Poesia in dialetto, incontri con Francesco Granatiero
Doppio appuntamento a S. Giovanni Rotondo e Monte S. Angelo con i versi del poeta di Mattinata
Doppio appuntamento con la poesia di Francesco Granatiero. Il 18 agosto alle 21 a San Giovanni Rotondo con Leggi in piazza e il 21 alle ore 18.30 alla tomba di Rotari di Monte S. Angelo in Labirinto, serate con l’arte poetica del mattinatese Francesco Granatiero, ambasciatore della cultura poetica del Gargano.
La poesia in dialetto, dopo il grande interesse degli anni ’80 e ’90 del secolo breve, sta ora attraversando un periodo difficile. Non che l’ispirazione venga meno. L’editoria e i lettori, con il vertiginoso dilagare di internet, rivolgono ad altro la loro attenzione. Ma qua e là affiorano indizi di ripresa. Granatiero infatti sarà ospite a settembre con altri grandi neodialettali alla Biennale di poesia di Alessandria. Anche in Puglia, con l’uscita del suo vocabolario dei dialetti garganici (2012), sembra muoversi qualcosa. In agosto Granatiero sarà infatti protagonista con La chiéve de l’ùrte (La chiave dell’orto), edito da Interlinea di Novara, a San Giovanni Rotondo nella rassegna “Il libro che ti ha cambiato la vita” e a Monte Sant’Angelo in un magico labirinto di straordinarie letture dedicate alla città.

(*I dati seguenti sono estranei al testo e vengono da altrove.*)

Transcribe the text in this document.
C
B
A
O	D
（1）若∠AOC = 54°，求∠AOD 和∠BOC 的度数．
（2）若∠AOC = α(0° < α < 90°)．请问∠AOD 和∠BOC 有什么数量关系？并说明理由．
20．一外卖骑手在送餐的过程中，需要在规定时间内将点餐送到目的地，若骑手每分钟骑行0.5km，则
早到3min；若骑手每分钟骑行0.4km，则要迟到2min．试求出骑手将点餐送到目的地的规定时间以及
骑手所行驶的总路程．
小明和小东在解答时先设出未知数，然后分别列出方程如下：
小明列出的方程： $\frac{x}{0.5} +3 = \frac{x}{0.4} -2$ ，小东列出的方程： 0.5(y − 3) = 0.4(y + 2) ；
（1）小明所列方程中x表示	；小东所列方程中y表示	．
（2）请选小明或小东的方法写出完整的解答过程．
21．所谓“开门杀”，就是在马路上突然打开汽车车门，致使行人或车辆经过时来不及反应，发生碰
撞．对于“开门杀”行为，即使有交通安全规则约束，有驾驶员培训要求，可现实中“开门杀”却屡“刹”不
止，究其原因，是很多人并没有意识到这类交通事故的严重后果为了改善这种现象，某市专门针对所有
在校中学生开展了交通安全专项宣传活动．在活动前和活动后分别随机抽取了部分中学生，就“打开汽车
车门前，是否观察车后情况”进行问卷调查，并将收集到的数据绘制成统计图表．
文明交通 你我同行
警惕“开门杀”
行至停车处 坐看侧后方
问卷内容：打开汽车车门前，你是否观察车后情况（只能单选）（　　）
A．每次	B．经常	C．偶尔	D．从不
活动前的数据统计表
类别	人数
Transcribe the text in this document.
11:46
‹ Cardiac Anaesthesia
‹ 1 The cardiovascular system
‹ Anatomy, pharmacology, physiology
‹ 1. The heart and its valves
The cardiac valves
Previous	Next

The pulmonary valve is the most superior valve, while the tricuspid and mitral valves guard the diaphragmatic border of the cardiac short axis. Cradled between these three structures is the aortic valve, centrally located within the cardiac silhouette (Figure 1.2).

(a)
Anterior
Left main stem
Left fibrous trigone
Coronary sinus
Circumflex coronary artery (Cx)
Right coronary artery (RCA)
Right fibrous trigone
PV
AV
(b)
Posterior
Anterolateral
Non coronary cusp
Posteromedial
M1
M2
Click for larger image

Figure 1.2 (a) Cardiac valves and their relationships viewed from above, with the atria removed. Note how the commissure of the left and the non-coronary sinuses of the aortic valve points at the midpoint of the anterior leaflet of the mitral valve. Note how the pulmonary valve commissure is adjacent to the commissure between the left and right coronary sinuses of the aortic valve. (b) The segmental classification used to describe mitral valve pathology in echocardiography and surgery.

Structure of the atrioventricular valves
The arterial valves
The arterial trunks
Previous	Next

Di Granatiero, nato a Mattinata (ma da sette lustri medico a Torino), sono di recente apparsi deliziosi sonetti di settenari dedicati all’ulivo, sette dei quali sulla rivista l’immaginazione di Lecce e dodici con altrettanti suoi disegni su incroci di Bari. La sua poesia, scritta in un dialetto arcaico, non cessa di stupire, e non perchè se lo prefigga, bensi perchè nata da occhi e cuore colmi di stupore per ciò che vede o ascolta attraverso la memoria.
Granatiero da alcuni mesi sta lavorando a una grafia normalizzata dell’Alto Meridione, che riunisca in un’antologia, ritrascritti in modo semplice e univoco, i dialetti dei poeti storicizzati di Abruzzo, Molise, Puglia, Lucania, Calabria settentrionale, Campania che non si riconosce nel napoletano e parti limitrofe di Marche e Lazio, tutti caratterizzati dalla cosiddetta “e muta”: un’operazione inedita che non solo tenta di mettere ordine in una scrittura proteiforme spesso arbitraria e astrusa, ma che esprime un’entità linguistica geografica e storica a sé, letterariamente non ancora considerata.